In an earlier post I state that a fluid is not a continuum, but a fractal disposition of contiguous regions at all scales. Elsewhere I state that a region is continuous until it is not! The reason for these statements is to highlight the abstract nature of the notion of continuous, and the linking to differentiability.
2 lines may be discontinuous and discrete, or continuous and discrete. We call the second case contiguous. We may make these abstract forms collinear etc but that does not make them identical unless we define that case. In fact I have had to define collinearity as identity in order to justify that a constructed diameter to a circle, that is rigorously a constructed set of dual points, passing through the centre of a circle actually goes through a unique dual point on either side of the circle. Unless collinearity is defined as identity I can only point to the case by case verification by drawing.

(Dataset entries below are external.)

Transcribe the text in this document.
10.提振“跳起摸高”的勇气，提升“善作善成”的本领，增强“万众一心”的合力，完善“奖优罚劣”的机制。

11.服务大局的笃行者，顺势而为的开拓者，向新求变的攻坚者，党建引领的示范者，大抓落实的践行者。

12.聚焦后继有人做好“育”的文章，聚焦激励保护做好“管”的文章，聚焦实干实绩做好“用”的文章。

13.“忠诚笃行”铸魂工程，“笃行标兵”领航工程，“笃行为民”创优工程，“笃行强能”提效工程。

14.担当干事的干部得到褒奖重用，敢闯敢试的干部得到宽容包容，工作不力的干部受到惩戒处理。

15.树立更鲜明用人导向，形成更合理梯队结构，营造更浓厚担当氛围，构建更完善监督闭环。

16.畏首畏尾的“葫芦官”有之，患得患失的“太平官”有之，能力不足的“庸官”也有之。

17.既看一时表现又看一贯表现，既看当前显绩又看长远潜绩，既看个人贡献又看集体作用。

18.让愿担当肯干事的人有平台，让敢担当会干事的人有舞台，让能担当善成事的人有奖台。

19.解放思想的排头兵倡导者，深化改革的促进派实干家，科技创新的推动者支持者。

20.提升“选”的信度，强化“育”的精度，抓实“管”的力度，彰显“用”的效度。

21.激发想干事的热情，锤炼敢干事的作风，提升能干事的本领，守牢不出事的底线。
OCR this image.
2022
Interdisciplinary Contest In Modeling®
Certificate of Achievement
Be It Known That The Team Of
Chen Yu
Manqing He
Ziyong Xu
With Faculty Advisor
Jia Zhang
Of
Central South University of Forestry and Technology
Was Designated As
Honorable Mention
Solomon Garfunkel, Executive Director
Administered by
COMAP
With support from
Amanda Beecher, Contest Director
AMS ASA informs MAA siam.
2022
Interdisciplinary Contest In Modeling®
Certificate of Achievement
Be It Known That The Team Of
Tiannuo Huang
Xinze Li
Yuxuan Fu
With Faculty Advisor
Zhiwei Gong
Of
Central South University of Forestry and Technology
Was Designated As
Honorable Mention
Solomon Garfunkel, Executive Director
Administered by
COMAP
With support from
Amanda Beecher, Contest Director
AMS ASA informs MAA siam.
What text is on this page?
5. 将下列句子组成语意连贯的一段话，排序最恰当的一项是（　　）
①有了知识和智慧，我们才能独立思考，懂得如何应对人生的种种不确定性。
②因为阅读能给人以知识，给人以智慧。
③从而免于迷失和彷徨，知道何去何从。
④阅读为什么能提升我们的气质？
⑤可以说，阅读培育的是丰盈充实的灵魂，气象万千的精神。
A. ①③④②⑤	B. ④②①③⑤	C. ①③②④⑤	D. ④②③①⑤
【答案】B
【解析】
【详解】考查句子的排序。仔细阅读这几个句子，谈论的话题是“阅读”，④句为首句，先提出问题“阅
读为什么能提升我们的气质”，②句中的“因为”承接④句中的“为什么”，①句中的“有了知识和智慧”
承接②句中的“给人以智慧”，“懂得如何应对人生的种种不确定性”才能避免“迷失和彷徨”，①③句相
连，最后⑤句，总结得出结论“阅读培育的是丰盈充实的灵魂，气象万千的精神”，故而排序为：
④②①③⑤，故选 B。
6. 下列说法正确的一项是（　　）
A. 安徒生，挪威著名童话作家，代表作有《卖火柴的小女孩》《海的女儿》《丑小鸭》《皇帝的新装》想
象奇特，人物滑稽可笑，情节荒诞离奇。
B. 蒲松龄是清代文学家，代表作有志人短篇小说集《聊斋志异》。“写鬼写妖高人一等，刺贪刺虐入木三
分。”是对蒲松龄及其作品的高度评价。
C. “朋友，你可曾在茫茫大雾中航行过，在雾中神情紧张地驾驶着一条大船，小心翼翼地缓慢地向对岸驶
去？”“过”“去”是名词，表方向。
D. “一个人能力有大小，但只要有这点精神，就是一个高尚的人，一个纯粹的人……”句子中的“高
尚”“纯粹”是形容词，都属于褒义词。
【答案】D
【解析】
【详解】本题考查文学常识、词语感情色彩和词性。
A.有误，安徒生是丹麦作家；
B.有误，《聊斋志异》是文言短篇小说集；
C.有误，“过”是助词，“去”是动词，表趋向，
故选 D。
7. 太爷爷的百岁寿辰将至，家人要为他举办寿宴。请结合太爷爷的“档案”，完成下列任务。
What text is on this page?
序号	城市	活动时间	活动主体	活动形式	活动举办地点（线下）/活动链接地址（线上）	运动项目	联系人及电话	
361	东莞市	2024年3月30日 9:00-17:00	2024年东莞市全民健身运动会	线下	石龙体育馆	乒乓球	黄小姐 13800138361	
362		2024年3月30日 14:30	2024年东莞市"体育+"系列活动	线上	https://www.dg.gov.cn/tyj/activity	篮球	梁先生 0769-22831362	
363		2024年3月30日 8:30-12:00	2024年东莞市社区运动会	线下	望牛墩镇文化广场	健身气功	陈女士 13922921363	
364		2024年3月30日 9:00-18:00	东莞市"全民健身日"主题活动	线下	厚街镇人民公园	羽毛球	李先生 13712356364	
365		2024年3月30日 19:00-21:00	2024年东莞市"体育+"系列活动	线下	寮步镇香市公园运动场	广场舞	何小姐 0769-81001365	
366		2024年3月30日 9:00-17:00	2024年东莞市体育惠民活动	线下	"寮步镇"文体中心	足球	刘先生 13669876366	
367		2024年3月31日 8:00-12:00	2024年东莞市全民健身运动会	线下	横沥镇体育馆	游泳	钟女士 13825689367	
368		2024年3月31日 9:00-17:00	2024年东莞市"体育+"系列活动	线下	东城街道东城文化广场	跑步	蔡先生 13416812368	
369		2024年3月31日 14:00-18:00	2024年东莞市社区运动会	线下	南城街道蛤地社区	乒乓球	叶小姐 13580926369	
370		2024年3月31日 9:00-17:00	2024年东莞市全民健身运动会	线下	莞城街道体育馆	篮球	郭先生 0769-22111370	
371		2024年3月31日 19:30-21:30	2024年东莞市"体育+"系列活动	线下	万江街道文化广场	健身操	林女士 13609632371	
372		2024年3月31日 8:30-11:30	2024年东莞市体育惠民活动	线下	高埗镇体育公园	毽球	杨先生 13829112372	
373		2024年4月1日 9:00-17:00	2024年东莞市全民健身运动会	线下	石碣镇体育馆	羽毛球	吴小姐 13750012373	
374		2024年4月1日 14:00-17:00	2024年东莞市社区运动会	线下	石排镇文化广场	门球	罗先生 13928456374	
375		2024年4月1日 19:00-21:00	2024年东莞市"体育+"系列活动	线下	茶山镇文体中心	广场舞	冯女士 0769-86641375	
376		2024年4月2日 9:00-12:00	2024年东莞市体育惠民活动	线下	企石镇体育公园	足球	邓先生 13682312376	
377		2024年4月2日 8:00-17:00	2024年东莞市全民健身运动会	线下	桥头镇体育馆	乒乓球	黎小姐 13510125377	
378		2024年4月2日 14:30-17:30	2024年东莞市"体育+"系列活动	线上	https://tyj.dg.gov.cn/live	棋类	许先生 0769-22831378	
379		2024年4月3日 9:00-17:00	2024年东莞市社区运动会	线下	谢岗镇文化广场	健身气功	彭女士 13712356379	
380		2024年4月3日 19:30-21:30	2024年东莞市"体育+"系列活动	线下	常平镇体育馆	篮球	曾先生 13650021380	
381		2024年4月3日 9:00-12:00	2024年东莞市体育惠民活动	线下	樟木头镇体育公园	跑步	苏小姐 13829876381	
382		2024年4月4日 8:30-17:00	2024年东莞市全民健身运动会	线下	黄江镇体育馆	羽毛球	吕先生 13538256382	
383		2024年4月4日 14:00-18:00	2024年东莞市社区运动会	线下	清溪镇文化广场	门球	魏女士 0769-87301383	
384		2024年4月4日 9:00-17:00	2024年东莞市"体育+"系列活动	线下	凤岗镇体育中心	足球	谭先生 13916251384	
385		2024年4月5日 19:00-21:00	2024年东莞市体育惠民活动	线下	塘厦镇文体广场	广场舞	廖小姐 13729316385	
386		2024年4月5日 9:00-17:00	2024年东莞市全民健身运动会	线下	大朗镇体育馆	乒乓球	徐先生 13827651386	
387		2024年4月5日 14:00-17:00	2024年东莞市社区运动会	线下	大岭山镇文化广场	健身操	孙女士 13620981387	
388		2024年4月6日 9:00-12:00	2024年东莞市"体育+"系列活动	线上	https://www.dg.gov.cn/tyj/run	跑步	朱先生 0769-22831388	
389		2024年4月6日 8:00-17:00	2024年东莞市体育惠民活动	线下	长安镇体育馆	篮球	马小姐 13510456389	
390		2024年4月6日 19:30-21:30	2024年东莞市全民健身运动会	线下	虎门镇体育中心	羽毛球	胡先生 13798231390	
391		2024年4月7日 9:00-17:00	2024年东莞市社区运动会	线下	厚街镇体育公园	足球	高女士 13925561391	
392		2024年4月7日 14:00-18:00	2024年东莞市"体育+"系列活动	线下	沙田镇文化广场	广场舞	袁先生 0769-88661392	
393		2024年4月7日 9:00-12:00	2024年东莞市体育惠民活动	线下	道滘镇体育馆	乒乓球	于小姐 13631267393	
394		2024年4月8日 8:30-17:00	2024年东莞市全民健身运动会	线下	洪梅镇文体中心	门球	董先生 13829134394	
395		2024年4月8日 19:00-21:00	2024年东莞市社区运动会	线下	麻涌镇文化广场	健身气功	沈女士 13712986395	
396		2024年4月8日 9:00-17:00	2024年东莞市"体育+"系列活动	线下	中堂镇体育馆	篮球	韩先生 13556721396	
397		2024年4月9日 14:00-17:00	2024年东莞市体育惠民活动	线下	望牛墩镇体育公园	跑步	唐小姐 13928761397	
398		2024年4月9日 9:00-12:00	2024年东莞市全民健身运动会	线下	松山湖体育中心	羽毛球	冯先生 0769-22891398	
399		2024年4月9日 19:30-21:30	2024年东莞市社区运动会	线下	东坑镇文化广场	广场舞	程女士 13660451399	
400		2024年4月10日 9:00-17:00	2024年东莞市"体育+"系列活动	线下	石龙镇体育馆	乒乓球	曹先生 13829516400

Thus a contiguous continuity may be collinear with a continuous line . If I make both lines identical I am blurring the distinction between contiguous and continuos. I prefer to call it what it is, an imposed description on the same line.
Contiguity for a surface or a solid is easier to distinguish. A line crossing an imposed boundary reveals whether the surface is continuous or contiguous by where it continues after the boundary! Surfaces and solids can be contiguous along a line or plane, but shifted along the boundary of contact. In a solid this is associated with a break in the medium, allowing some other substance to intersperse, but in a fluid, such a break is not necessary. A fluid is to be characterised by these instantaneous boundary shifts where contiguity is preserved but continuity is not.